Die Frage, ob es Substanzen auch jenseits der animalischen Gattung gibt, hat Aristoteles sicherlich im allgemeinen bejaht, doch in den Details hat er geschwankt.

Sind nur natürliche Dinge Substanzen? Ja: Met.VIII 1043a 4-5, 1043b 21-22). Nein, auch Artefakte können Substanzen sein: Met. XII 1070a 5. Im Hinblick auf die Tragödie haben wir die Frage genauer behandelt und sind zu einem positiven, aber nicht sicheren Ergebnis gelangt. Ein ähnliches Ergebnis würde sich wohl für ein „Musikstück“ erzielen lassen – aber nicht für ein bloßes Klangphänomen. 
Zweite Fragerichtung: sind nur lebende Dinge Substanzen (Met. VIII, 1043a, 1043b) oder auch Feuer, Erde, Erz, Fleisch (Met. VII)? Für diese Version spricht, dass nur sie vermeidet, dass es in der Welt Eigenschaften gibt, die frei flottieren und an keiner Substanz hängen. Wenn man die Erde als Lebewesen betrachtet, könnte man die anorganischen Eigenschaften diesem Großen Wesen zurechnen.

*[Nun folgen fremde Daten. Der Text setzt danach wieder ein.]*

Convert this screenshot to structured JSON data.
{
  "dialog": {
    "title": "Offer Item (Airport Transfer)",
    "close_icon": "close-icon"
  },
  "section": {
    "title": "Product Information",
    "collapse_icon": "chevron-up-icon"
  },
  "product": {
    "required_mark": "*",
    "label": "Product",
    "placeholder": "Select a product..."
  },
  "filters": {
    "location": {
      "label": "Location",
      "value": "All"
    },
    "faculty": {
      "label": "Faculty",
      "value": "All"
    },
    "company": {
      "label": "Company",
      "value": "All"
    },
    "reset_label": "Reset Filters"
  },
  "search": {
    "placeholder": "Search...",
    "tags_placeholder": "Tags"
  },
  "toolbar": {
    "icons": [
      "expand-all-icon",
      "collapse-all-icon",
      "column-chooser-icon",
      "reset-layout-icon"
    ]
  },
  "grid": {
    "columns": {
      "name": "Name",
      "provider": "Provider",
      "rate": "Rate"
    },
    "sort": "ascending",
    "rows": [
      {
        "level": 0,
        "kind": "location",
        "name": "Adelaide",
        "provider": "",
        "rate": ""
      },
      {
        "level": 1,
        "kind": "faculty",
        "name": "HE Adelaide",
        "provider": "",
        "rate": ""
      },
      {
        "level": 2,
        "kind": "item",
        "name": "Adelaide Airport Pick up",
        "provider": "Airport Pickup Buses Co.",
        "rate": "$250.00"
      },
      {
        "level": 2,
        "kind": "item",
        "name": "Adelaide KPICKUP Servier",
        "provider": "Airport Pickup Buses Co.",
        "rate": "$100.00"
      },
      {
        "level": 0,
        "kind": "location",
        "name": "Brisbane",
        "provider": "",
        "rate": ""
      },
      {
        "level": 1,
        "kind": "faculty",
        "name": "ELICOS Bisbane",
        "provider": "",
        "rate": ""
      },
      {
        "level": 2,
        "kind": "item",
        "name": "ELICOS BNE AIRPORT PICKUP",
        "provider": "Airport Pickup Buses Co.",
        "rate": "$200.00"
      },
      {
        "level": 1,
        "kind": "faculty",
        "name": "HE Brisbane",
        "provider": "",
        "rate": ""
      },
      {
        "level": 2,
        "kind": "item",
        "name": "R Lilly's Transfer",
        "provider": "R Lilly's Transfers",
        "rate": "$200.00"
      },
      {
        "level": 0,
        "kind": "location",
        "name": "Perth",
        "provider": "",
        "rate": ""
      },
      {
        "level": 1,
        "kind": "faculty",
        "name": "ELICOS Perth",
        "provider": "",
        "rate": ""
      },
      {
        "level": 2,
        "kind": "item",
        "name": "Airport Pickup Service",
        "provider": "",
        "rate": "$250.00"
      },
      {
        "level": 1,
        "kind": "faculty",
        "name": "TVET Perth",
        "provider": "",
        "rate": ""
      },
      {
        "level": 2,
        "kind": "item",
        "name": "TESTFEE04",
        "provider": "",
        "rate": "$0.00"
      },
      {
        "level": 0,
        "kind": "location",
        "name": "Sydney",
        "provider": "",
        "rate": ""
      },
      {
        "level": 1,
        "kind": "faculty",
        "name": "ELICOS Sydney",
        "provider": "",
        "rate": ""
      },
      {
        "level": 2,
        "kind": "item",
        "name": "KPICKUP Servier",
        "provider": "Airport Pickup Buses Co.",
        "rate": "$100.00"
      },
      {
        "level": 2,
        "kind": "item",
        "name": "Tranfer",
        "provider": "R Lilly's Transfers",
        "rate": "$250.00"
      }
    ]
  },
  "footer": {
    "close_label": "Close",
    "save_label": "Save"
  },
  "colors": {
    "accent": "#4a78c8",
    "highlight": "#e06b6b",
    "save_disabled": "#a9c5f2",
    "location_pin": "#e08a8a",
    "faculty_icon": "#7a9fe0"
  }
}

Doch ob diese Ansicht Aristoteles – und damit dem wissenschaftlich eingestellten Denken (!) – zuzutrauen ist - ?
Halten wir uns an die aristotelische Kernthese, dass nämlich mit Sicherheit Lebewesen – und je höhere umso sicherer – „Wesen“ im ontologischen Sinn sind, dann müssen wir die aristotelische, d. h. griechisch-philosophische Sturheit, die ständig „das Seiende“ zum Objekt macht, relativieren und „nach oben“ entweder zum „Subjekt“ öffnen bzw. in Richtung der beiden animalischen Geschlechter und zum Fragepronomen „wer?“.
Die östliche Ikonenmalerei transformiert das parmenideisch-aristotelische to on in das o on, das sie in den Christus-Nimbus schreibt: der Seiende. 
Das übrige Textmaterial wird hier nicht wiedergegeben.